Tuesday, May 22, 2012

The end of the 2011-2012 school year is coming to a close for the Northern Guilford Nighthawks, and many of the hawks are feeling sad. We will never get to repeat our year of high school- just like many other things, you never know what you have until it's gone. The seniors are feeling sad because they will never be Nighthawks again. The fledglings are leaving the nest and becoming so much more. Freshmen and Sophs are learning very quickly to make these years count, because life as a highschooler never lasts long enough. As we handed in our music yesterday in 5th period, I started to feel a little panicked. Just like everything else in this school, those pieces of music have become a part of me.
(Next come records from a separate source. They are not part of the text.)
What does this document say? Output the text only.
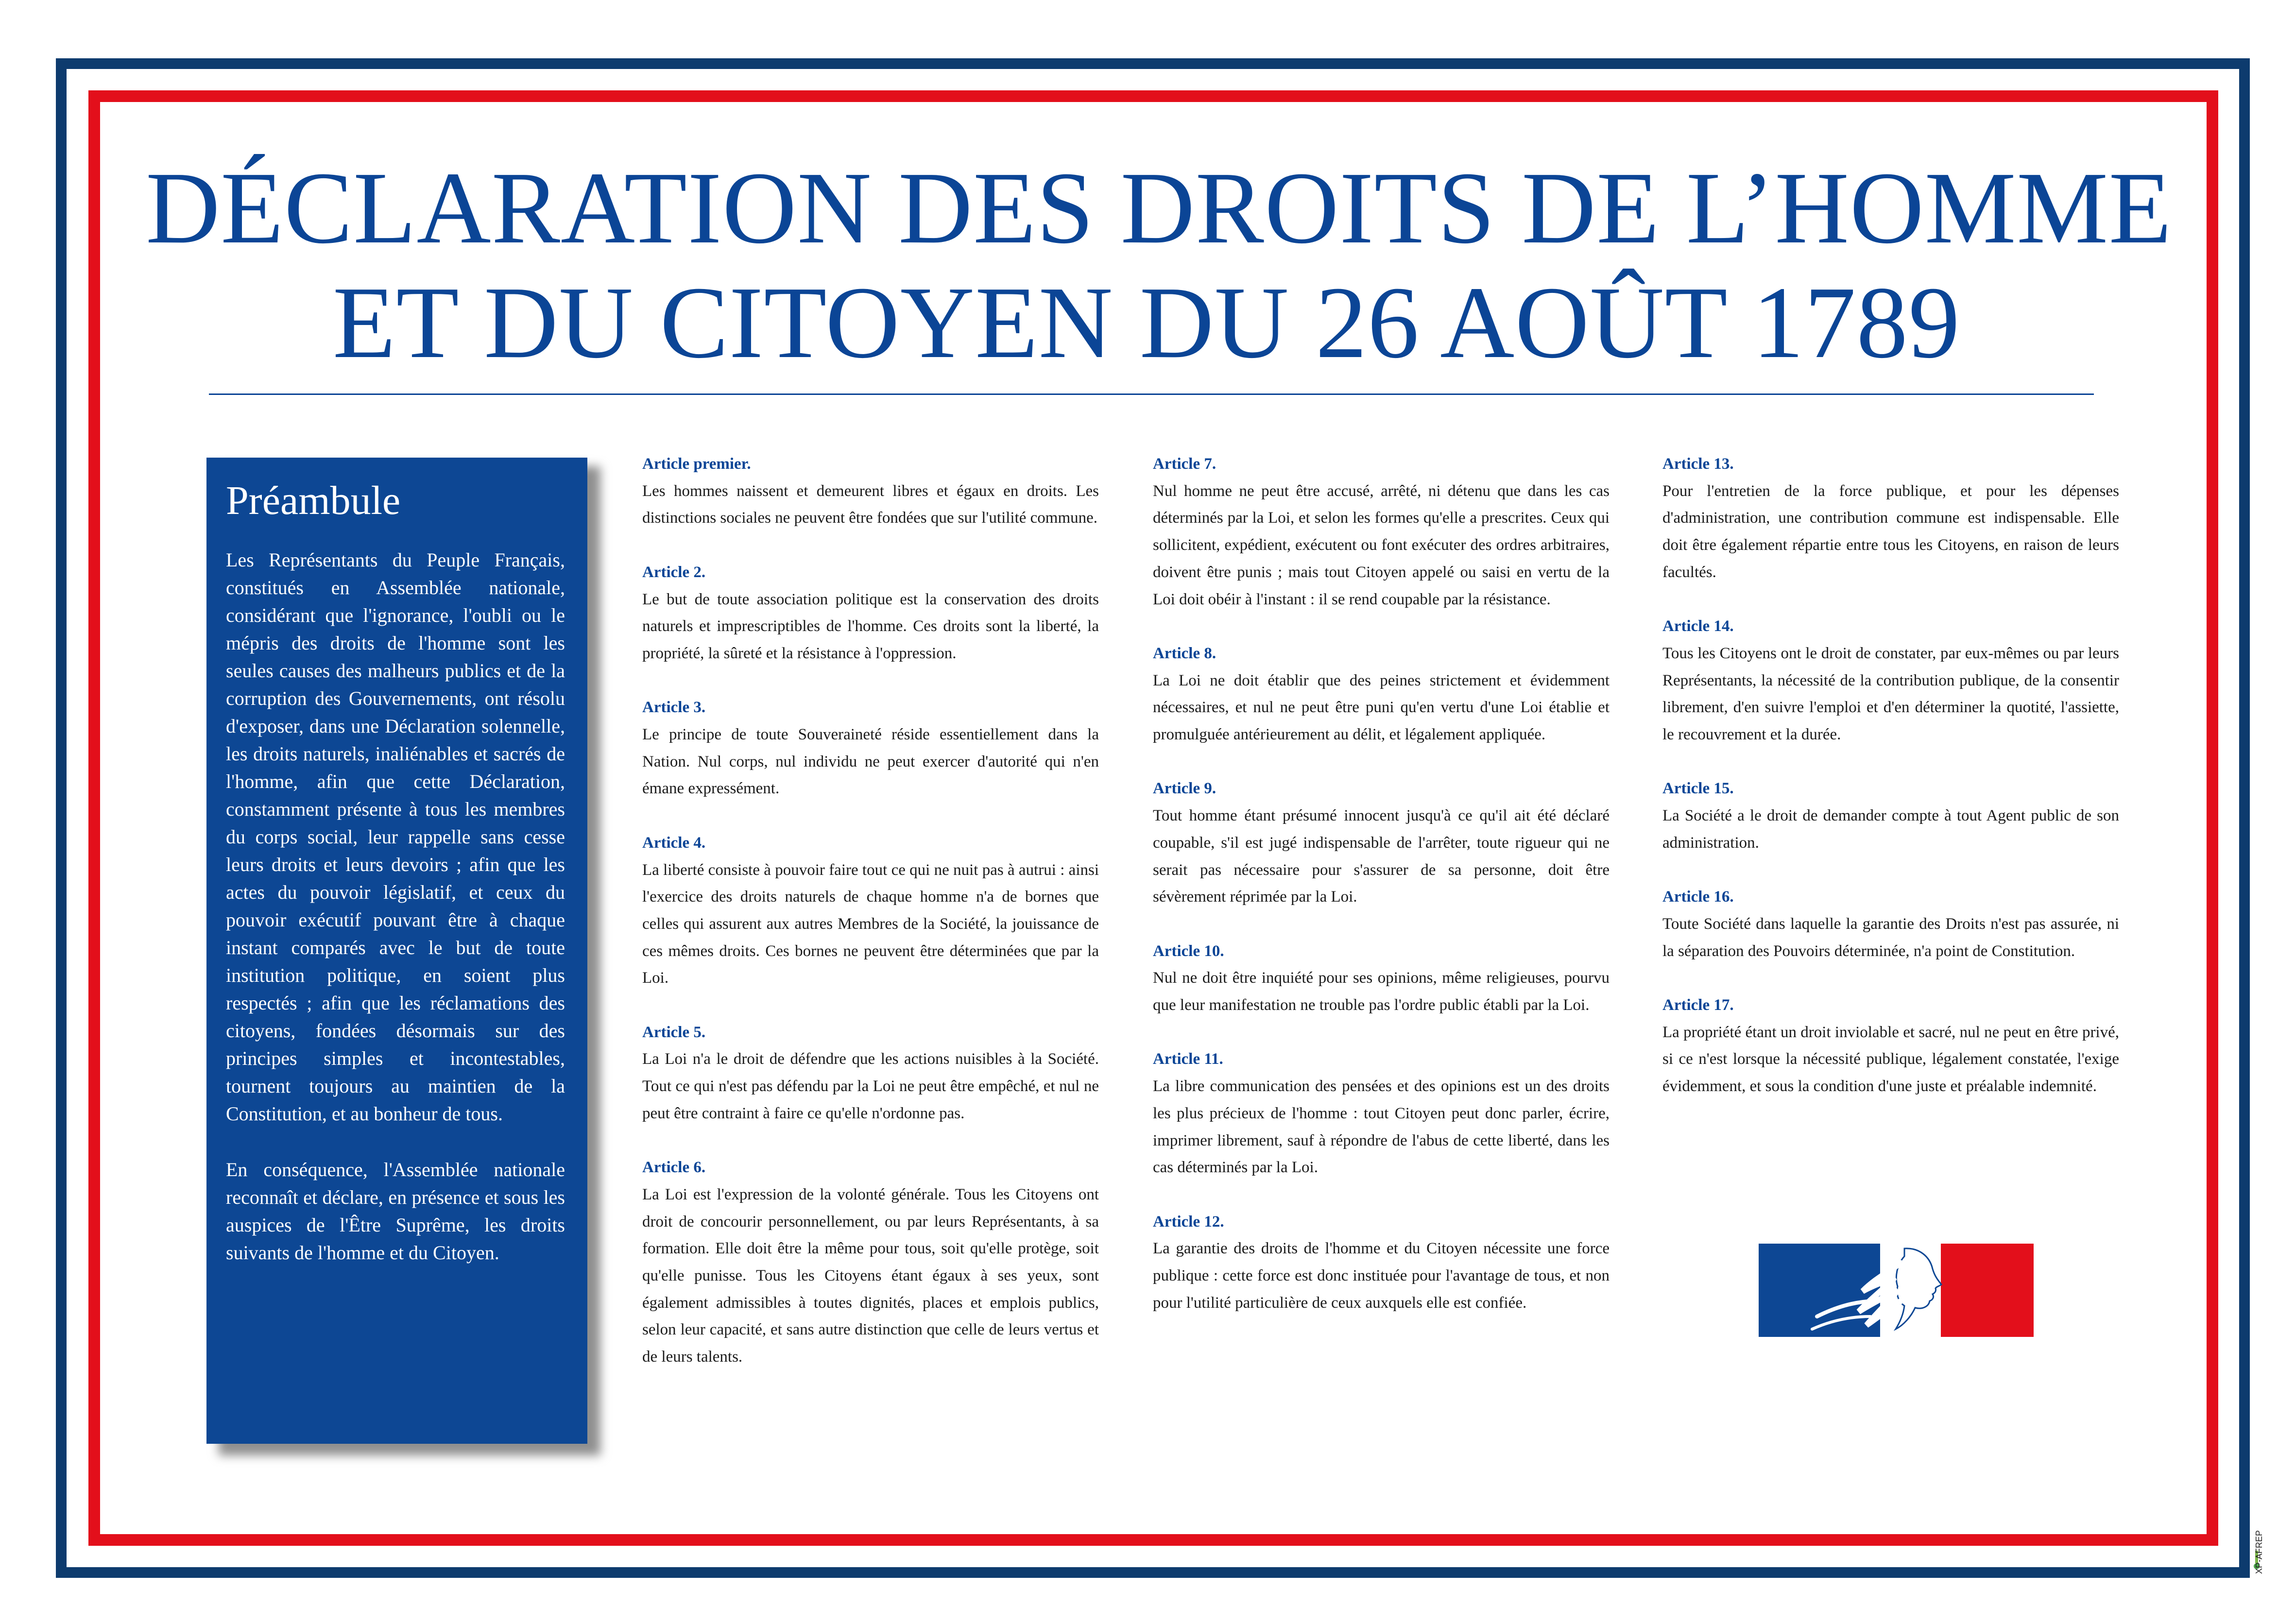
DÉCLARATION DES DROITS DE L’HOMME
ET DU CITOYEN DU 26 AOÛT 1789
Préambule

Les Représentants du Peuple Français, constitués en Assemblée nationale, considérant que l'ignorance, l'oubli ou le mépris des droits de l'homme sont les seules causes des malheurs publics et de la corruption des Gouvernements, ont résolu d'exposer, dans une Déclaration solennelle, les droits naturels, inaliénables et sacrés de l'homme, afin que cette Déclaration, constamment présente à tous les membres du corps social, leur rappelle sans cesse leurs droits et leurs devoirs ; afin que les actes du pouvoir législatif, et ceux du pouvoir exécutif pouvant être à chaque instant comparés avec le but de toute institution politique, en soient plus respectés ; afin que les réclamations des citoyens, fondées désormais sur des principes simples et incontestables, tournent toujours au maintien de la Constitution, et au bonheur de tous.

En conséquence, l'Assemblée nationale reconnaît et déclare, en présence et sous les auspices de l'Être Suprême, les droits suivants de l'homme et du Citoyen.

Article premier.
Les hommes naissent et demeurent libres et égaux en droits. Les distinctions sociales ne peuvent être fondées que sur l'utilité commune.
Article 2.
Le but de toute association politique est la conservation des droits naturels et imprescriptibles de l'homme. Ces droits sont la liberté, la propriété, la sûreté et la résistance à l'oppression.
Article 3.
Le principe de toute Souveraineté réside essentiellement dans la Nation. Nul corps, nul individu ne peut exercer d'autorité qui n'en émane expressément.
Article 4.
La liberté consiste à pouvoir faire tout ce qui ne nuit pas à autrui : ainsi l'exercice des droits naturels de chaque homme n'a de bornes que celles qui assurent aux autres Membres de la Société, la jouissance de ces mêmes droits. Ces bornes ne peuvent être déterminées que par la Loi.
Article 5.
La Loi n'a le droit de défendre que les actions nuisibles à la Société. Tout ce qui n'est pas défendu par la Loi ne peut être empêché, et nul ne peut être contraint à faire ce qu'elle n'ordonne pas.
Article 6.
La Loi est l'expression de la volonté générale. Tous les Citoyens ont droit de concourir personnellement, ou par leurs Représentants, à sa formation. Elle doit être la même pour tous, soit qu'elle protège, soit qu'elle punisse. Tous les Citoyens étant égaux à ses yeux, sont également admissibles à toutes dignités, places et emplois publics, selon leur capacité, et sans autre distinction que celle de leurs vertus et de leurs talents.
Article 7.
Nul homme ne peut être accusé, arrêté, ni détenu que dans les cas déterminés par la Loi, et selon les formes qu'elle a prescrites. Ceux qui sollicitent, expédient, exécutent ou font exécuter des ordres arbitraires, doivent être punis ; mais tout Citoyen appelé ou saisi en vertu de la Loi doit obéir à l'instant : il se rend coupable par la résistance.
Article 8.
La Loi ne doit établir que des peines strictement et évidemment nécessaires, et nul ne peut être puni qu'en vertu d'une Loi établie et promulguée antérieurement au délit, et légalement appliquée.
Article 9.
Tout homme étant présumé innocent jusqu'à ce qu'il ait été déclaré coupable, s'il est jugé indispensable de l'arrêter, toute rigueur qui ne serait pas nécessaire pour s'assurer de sa personne, doit être sévèrement réprimée par la Loi.
Article 10.
Nul ne doit être inquiété pour ses opinions, même religieuses, pourvu que leur manifestation ne trouble pas l'ordre public établi par la Loi.
Article 11.
La libre communication des pensées et des opinions est un des droits les plus précieux de l'homme : tout Citoyen peut donc parler, écrire, imprimer librement, sauf à répondre de l'abus de cette liberté, dans les cas déterminés par la Loi.
Article 12.
La garantie des droits de l'homme et du Citoyen nécessite une force publique : cette force est donc instituée pour l'avantage de tous, et non pour l'utilité particulière de ceux auxquels elle est confiée.
Article 13.
Pour l'entretien de la force publique, et pour les dépenses d'administration, une contribution commune est indispensable. Elle doit être également répartie entre tous les Citoyens, en raison de leurs facultés.
Article 14.
Tous les Citoyens ont le droit de constater, par eux-mêmes ou par leurs Représentants, la nécessité de la contribution publique, de la consentir librement, d'en suivre l'emploi et d'en déterminer la quotité, l'assiette, le recouvrement et la durée.
Article 15.
La Société a le droit de demander compte à tout Agent public de son administration.
Article 16.
Toute Société dans laquelle la garantie des Droits n'est pas assurée, ni la séparation des Pouvoirs déterminée, n'a point de Constitution.
Article 17.
La propriété étant un droit inviolable et sacré, nul ne peut en être privé, si ce n'est lorsque la nécessité publique, légalement constatée, l'exige évidemment, et sous la condition d'une juste et préalable indemnité.
XP-AFREP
Except my music has become the core of my existence in this high school. My hands were sweaty as I clenched the papers in both hands. Every time I slowly placed a piece on the stand, I felt like a part of my heart was being put up there as well. I guess you could say I am addicted to music. Every piece held a little bit of a memory. Every piece had frustration, anger, excitement, and pure joy at playing it wrapped up in it. I could pin point places where I thought I would never be good enough, and yet other places where I knew I would never be better. Every notation on each sheet of music has a story behind it. Triumph, defeat, embarrassment. It's all there.

Friday, May 18, 2012

I've been afraid to write another post for sometime, as I'm sure you can tell. I didn't want to lose the magic of my last post, or the little bit of a memory of freedom that it left me with. I was afraid to let go, as usual. But I'm coming back to my safe place now. The place I go when my emotions are running high and I need to spill my guts. So are you ready for the big news? The fireworks and such? Well I don't really care if you are or not because I'm gonna spill it anyways. I just spent the whole evening with my dad. My real dad. And his wife. And my stepsister and stepbrother and half sister. I love them all already. It was so good to finally meet them. So there is my big news. And since it's late and I have a parade to march in tomorrow I need to get to sleep.